Ernst Julius Remak had shown the pupillary signs of tabes to Argyll Robertson,3 whose later famous reports of 1869 acknowledged Remak’s observation of the miotic pupil, its defective reaction to light, and preserved contraction on accommodation. Romberg (1839) also gave an earlier description.3
The Argyll Robertson pupil soon became a “pathognomonic sign” in tabes dorsalis, dementia paralytica, and meningovascular syphilis. However, the role of syphilis in causing these disorders was hotly debated. Jean Alfred Fournier and Sir Jonathan Hutchinson (1828–1913) favoured a syphilitic aetiology, but not until the 20th century was it generally accepted as the cause. Crucial to this were the discoveries by Schaudinn and Hoffmann of the treponema pallidum in 1905 and the serologic test in 1906 of August Paul von Wassermann(1866–1925).

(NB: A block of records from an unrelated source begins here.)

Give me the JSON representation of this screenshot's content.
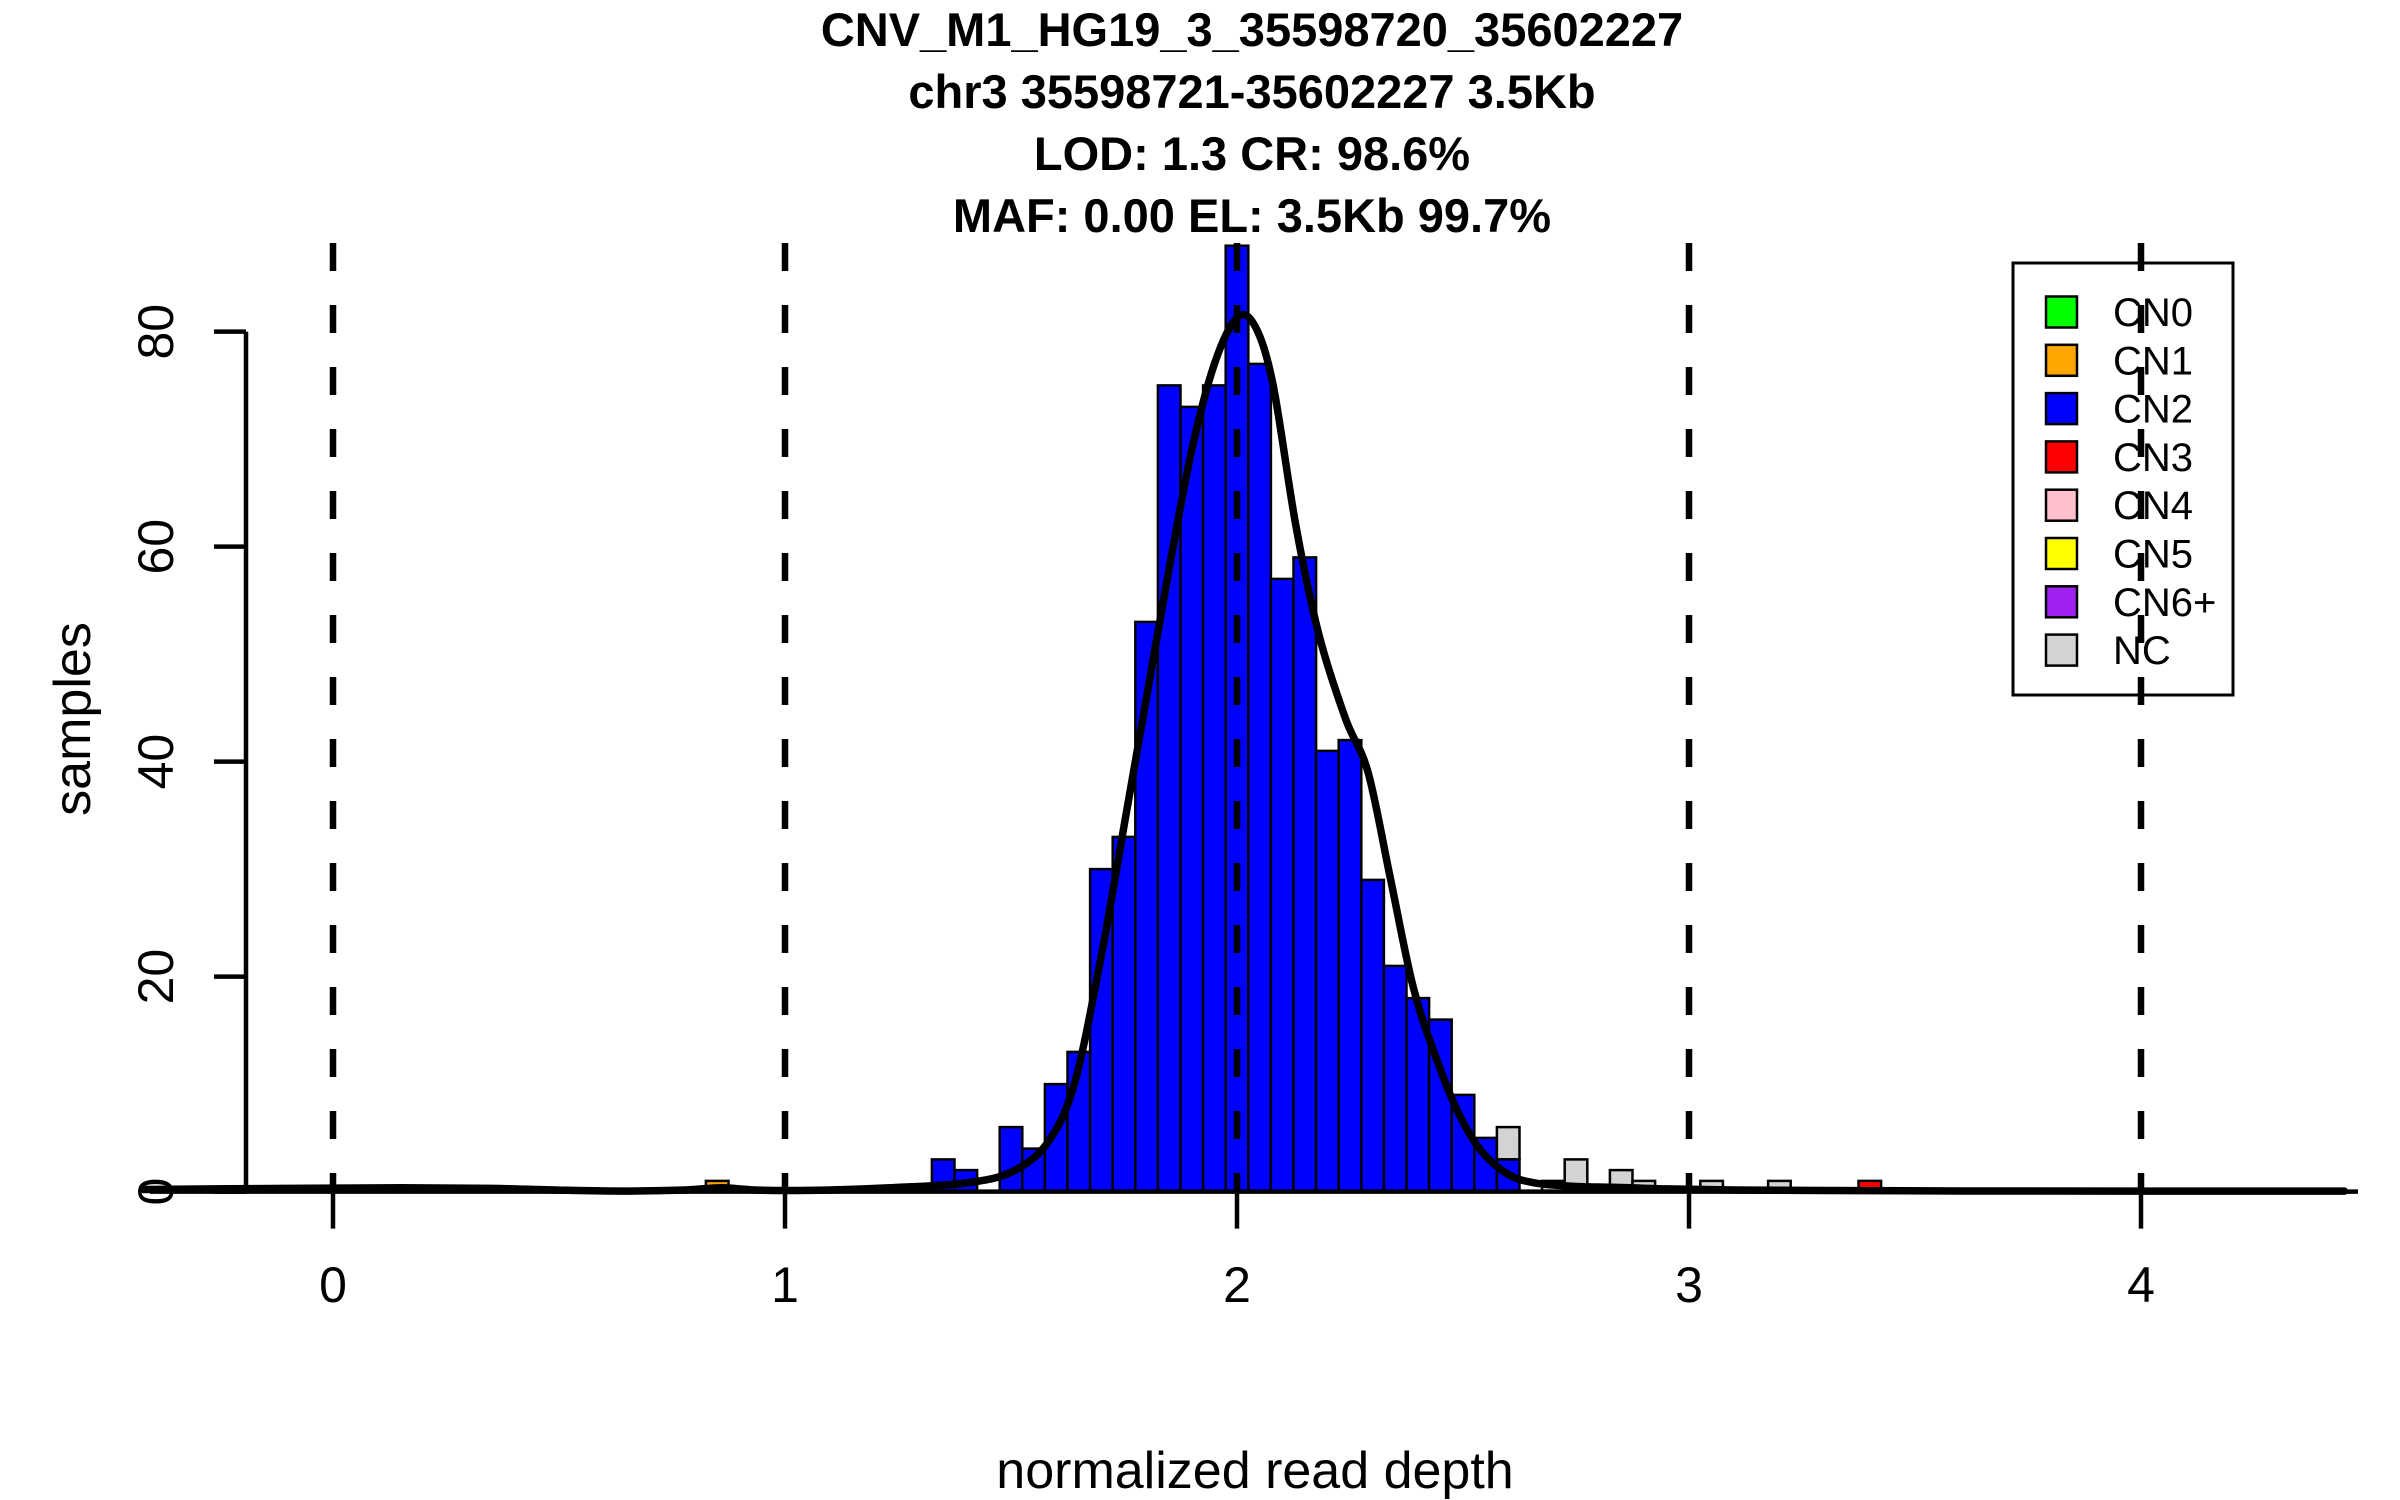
{
  "chart_data": {
    "type": "bar",
    "subtype": "histogram",
    "title_lines": [
      "CNV_M1_HG19_3_35598720_35602227",
      "chr3 35598721-35602227 3.5Kb",
      "LOD: 1.3 CR: 98.6%",
      "MAF: 0.00 EL: 3.5Kb 99.7%"
    ],
    "xlabel": "normalized read depth",
    "ylabel": "samples",
    "x_ticks": [
      0,
      1,
      2,
      3,
      4
    ],
    "y_ticks": [
      0,
      20,
      40,
      60,
      80
    ],
    "xlim": [
      -0.42,
      4.47
    ],
    "ylim": [
      0,
      88
    ],
    "grid": false,
    "bin_width": 0.05,
    "guide_lines_x": [
      0,
      1,
      2,
      3,
      4
    ],
    "colors": {
      "CN0": "#00FF00",
      "CN1": "#FFA500",
      "CN2": "#0000FF",
      "CN3": "#FF0000",
      "CN4": "#FFC0CB",
      "CN5": "#FFFF00",
      "CN6+": "#A020F0",
      "NC": "#D3D3D3",
      "axis": "#000000",
      "curve": "#000000"
    },
    "bars": [
      {
        "x": 0.85,
        "segments": [
          {
            "cn": "CN1",
            "count": 1
          }
        ]
      },
      {
        "x": 1.35,
        "segments": [
          {
            "cn": "CN2",
            "count": 3
          }
        ]
      },
      {
        "x": 1.4,
        "segments": [
          {
            "cn": "CN2",
            "count": 2
          }
        ]
      },
      {
        "x": 1.5,
        "segments": [
          {
            "cn": "CN2",
            "count": 6
          }
        ]
      },
      {
        "x": 1.55,
        "segments": [
          {
            "cn": "CN2",
            "count": 4
          }
        ]
      },
      {
        "x": 1.6,
        "segments": [
          {
            "cn": "CN2",
            "count": 10
          }
        ]
      },
      {
        "x": 1.65,
        "segments": [
          {
            "cn": "CN2",
            "count": 13
          }
        ]
      },
      {
        "x": 1.7,
        "segments": [
          {
            "cn": "CN2",
            "count": 30
          }
        ]
      },
      {
        "x": 1.75,
        "segments": [
          {
            "cn": "CN2",
            "count": 33
          }
        ]
      },
      {
        "x": 1.8,
        "segments": [
          {
            "cn": "CN2",
            "count": 53
          }
        ]
      },
      {
        "x": 1.85,
        "segments": [
          {
            "cn": "CN2",
            "count": 75
          }
        ]
      },
      {
        "x": 1.9,
        "segments": [
          {
            "cn": "CN2",
            "count": 73
          }
        ]
      },
      {
        "x": 1.95,
        "segments": [
          {
            "cn": "CN2",
            "count": 75
          }
        ]
      },
      {
        "x": 2.0,
        "segments": [
          {
            "cn": "CN2",
            "count": 88
          }
        ]
      },
      {
        "x": 2.05,
        "segments": [
          {
            "cn": "CN2",
            "count": 77
          }
        ]
      },
      {
        "x": 2.1,
        "segments": [
          {
            "cn": "CN2",
            "count": 57
          }
        ]
      },
      {
        "x": 2.15,
        "segments": [
          {
            "cn": "CN2",
            "count": 59
          }
        ]
      },
      {
        "x": 2.2,
        "segments": [
          {
            "cn": "CN2",
            "count": 41
          }
        ]
      },
      {
        "x": 2.25,
        "segments": [
          {
            "cn": "CN2",
            "count": 42
          }
        ]
      },
      {
        "x": 2.3,
        "segments": [
          {
            "cn": "CN2",
            "count": 29
          }
        ]
      },
      {
        "x": 2.35,
        "segments": [
          {
            "cn": "CN2",
            "count": 21
          }
        ]
      },
      {
        "x": 2.4,
        "segments": [
          {
            "cn": "CN2",
            "count": 18
          }
        ]
      },
      {
        "x": 2.45,
        "segments": [
          {
            "cn": "CN2",
            "count": 16
          }
        ]
      },
      {
        "x": 2.5,
        "segments": [
          {
            "cn": "CN2",
            "count": 9
          }
        ]
      },
      {
        "x": 2.55,
        "segments": [
          {
            "cn": "CN2",
            "count": 5
          }
        ]
      },
      {
        "x": 2.6,
        "segments": [
          {
            "cn": "CN2",
            "count": 3
          },
          {
            "cn": "NC",
            "count": 3
          }
        ]
      },
      {
        "x": 2.7,
        "segments": [
          {
            "cn": "NC",
            "count": 1
          }
        ]
      },
      {
        "x": 2.75,
        "segments": [
          {
            "cn": "NC",
            "count": 3
          }
        ]
      },
      {
        "x": 2.85,
        "segments": [
          {
            "cn": "NC",
            "count": 2
          }
        ]
      },
      {
        "x": 2.9,
        "segments": [
          {
            "cn": "NC",
            "count": 1
          }
        ]
      },
      {
        "x": 3.05,
        "segments": [
          {
            "cn": "NC",
            "count": 1
          }
        ]
      },
      {
        "x": 3.2,
        "segments": [
          {
            "cn": "NC",
            "count": 1
          }
        ]
      },
      {
        "x": 3.4,
        "segments": [
          {
            "cn": "CN3",
            "count": 1
          }
        ]
      }
    ],
    "density_curve": {
      "points": [
        [
          -0.42,
          0.2
        ],
        [
          -0.1,
          0.3
        ],
        [
          0.15,
          0.35
        ],
        [
          0.35,
          0.3
        ],
        [
          0.52,
          0.12
        ],
        [
          0.65,
          0.05
        ],
        [
          0.78,
          0.15
        ],
        [
          0.86,
          0.35
        ],
        [
          0.95,
          0.12
        ],
        [
          1.1,
          0.15
        ],
        [
          1.28,
          0.45
        ],
        [
          1.4,
          0.8
        ],
        [
          1.5,
          1.8
        ],
        [
          1.58,
          4.5
        ],
        [
          1.64,
          10
        ],
        [
          1.7,
          22
        ],
        [
          1.75,
          34
        ],
        [
          1.8,
          46
        ],
        [
          1.85,
          58
        ],
        [
          1.9,
          69
        ],
        [
          1.95,
          77
        ],
        [
          2.0,
          81.3
        ],
        [
          2.04,
          80.5
        ],
        [
          2.08,
          75
        ],
        [
          2.13,
          62
        ],
        [
          2.18,
          52
        ],
        [
          2.24,
          44
        ],
        [
          2.29,
          39
        ],
        [
          2.34,
          29
        ],
        [
          2.39,
          19
        ],
        [
          2.44,
          12.5
        ],
        [
          2.49,
          7.3
        ],
        [
          2.54,
          3.8
        ],
        [
          2.6,
          1.6
        ],
        [
          2.66,
          0.8
        ],
        [
          2.74,
          0.5
        ],
        [
          2.83,
          0.4
        ],
        [
          2.95,
          0.25
        ],
        [
          3.1,
          0.15
        ],
        [
          3.3,
          0.1
        ],
        [
          3.6,
          0.06
        ],
        [
          4.0,
          0.05
        ],
        [
          4.45,
          0.05
        ]
      ]
    },
    "legend": {
      "position": "top-right",
      "items": [
        {
          "label": "CN0",
          "color": "#00FF00"
        },
        {
          "label": "CN1",
          "color": "#FFA500"
        },
        {
          "label": "CN2",
          "color": "#0000FF"
        },
        {
          "label": "CN3",
          "color": "#FF0000"
        },
        {
          "label": "CN4",
          "color": "#FFC0CB"
        },
        {
          "label": "CN5",
          "color": "#FFFF00"
        },
        {
          "label": "CN6+",
          "color": "#A020F0"
        },
        {
          "label": "NC",
          "color": "#D3D3D3"
        }
      ]
    }
  }
}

The abnormal pupil is probably caused by damage to cells in the pretectal region of the midbrain. As a result, signals carried from the retina are not relayed via the pretectal nucleus on the affected side to the Edinger–Westphal nuclei. This causes a loss of both the direct and consensual pupillary light reflexes. Since the accommodation reflex pathway is separate from the light reflex it is unaffected. Pupillary inequality, irregularity, and iris atrophy without reaction to light are the hallmarks, clinically distinguishable from the Holmes–Adie myotonic pupil. Walshe stated4 that “these components though varying from case to case are never found together apart from neurosyphilis”. Others claim it occurs rarely in Wernicke’s encephalopathy and diabetes.

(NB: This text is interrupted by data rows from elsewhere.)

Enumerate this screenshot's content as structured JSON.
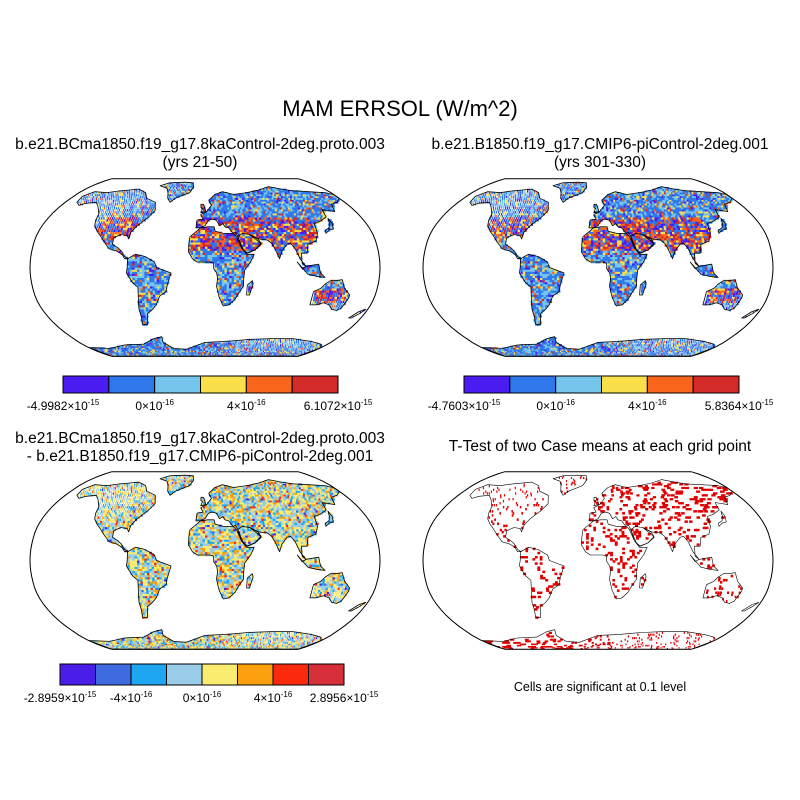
{
  "figure": {
    "title": "MAM ERRSOL (W/m^2)"
  },
  "panels": {
    "p1": {
      "title": "b.e21.BCma1850.f19_g17.8kaControl-2deg.proto.003",
      "subtitle": "(yrs 21-50)",
      "colorbar": {
        "colors": [
          "#4b1cf0",
          "#2f78ec",
          "#74c4ec",
          "#f9e04a",
          "#f9651a",
          "#d32a2a"
        ],
        "labels": [
          "-4.9982×10^-15",
          "0×10^-16",
          "4×10^-16",
          "6.1072×10^-15"
        ]
      }
    },
    "p2": {
      "title": "b.e21.B1850.f19_g17.CMIP6-piControl-2deg.001",
      "subtitle": "(yrs 301-330)",
      "colorbar": {
        "colors": [
          "#4b1cf0",
          "#2f78ec",
          "#74c4ec",
          "#f9e04a",
          "#f9651a",
          "#d32a2a"
        ],
        "labels": [
          "-4.7603×10^-15",
          "0×10^-16",
          "4×10^-16",
          "5.8364×10^-15"
        ]
      }
    },
    "p3": {
      "title": "b.e21.BCma1850.f19_g17.8kaControl-2deg.proto.003",
      "subtitle": "- b.e21.B1850.f19_g17.CMIP6-piControl-2deg.001",
      "colorbar": {
        "colors": [
          "#4a1ee8",
          "#3f6ae0",
          "#1ea6f0",
          "#98cce8",
          "#faec70",
          "#fca010",
          "#fc2a0c",
          "#d8303a"
        ],
        "labels": [
          "-2.8959×10^-15",
          "-4×10^-16",
          "0×10^-16",
          "4×10^-16",
          "2.8956×10^-15"
        ]
      }
    },
    "p4": {
      "title": "T-Test of two Case means at each grid point",
      "note": "Cells are significant at 0.1 level",
      "colors": {
        "significant": "#e00000"
      }
    }
  }
}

Argyll Robertson was born in 1837 in Edinburgh,5 where his father, John, was a general surgeon, who concentrated on eye surgery. He graduated at St Andrews, in 1857, returned as a house surgeon to the Edinburgh Royal Infirmary, then studied in Berlin under the leading ophthalmologist Albrecht von Graefe (1828–1870). He became lecturer in diseases of the eye at the Edinburgh Medical School in 1862. In 1863, he published an important article6 on the Calabar bean (Physostigmin venosum), the seed of a leguminous plant found in Calabar, Nigeria. Argyll Robertson instilled an extract into his own eye noting that physostigmine constricts the pupil. He predicted it would become “most valuable in the ophthalmic pharmacopoeia”.
In 1867 he was appointed assistant ophthalmic surgeon, and in 1870 full ophthalmic surgeon to the Royal Infirmary, where he stayed until retirement in 1897.
Physostigmine from the calabar beam was to be important in the treatment of glaucoma. Argyll Robertson was also the first to describe a trepanning method of operation for certain cases of glaucoma. He became chairman of the ophthalmologic society of England, 1886, held office in the Royal College of Surgeons of Edinburgh, and was honorary eye physician to Queen Victoria and King Edward VII. In 1904, for health reasons, he moved to the Jersey. While on holiday in India in 1908 he became ill in Gondal near Bombay, and died.
His biographer noted
“His handsome features and his tall, athletic frame made him the cynosure of all female eyes in his youth and in his later
years, clad in a grey frock-coat and top hat, his dignified manner combined with his genial old-world courtesy made him conspicuous
in any assembly and a magnificent ambassador of Scotland.” 7
A keen golfer, he won the gold medal of the Royal and Ancient Club, St Andrews, five times.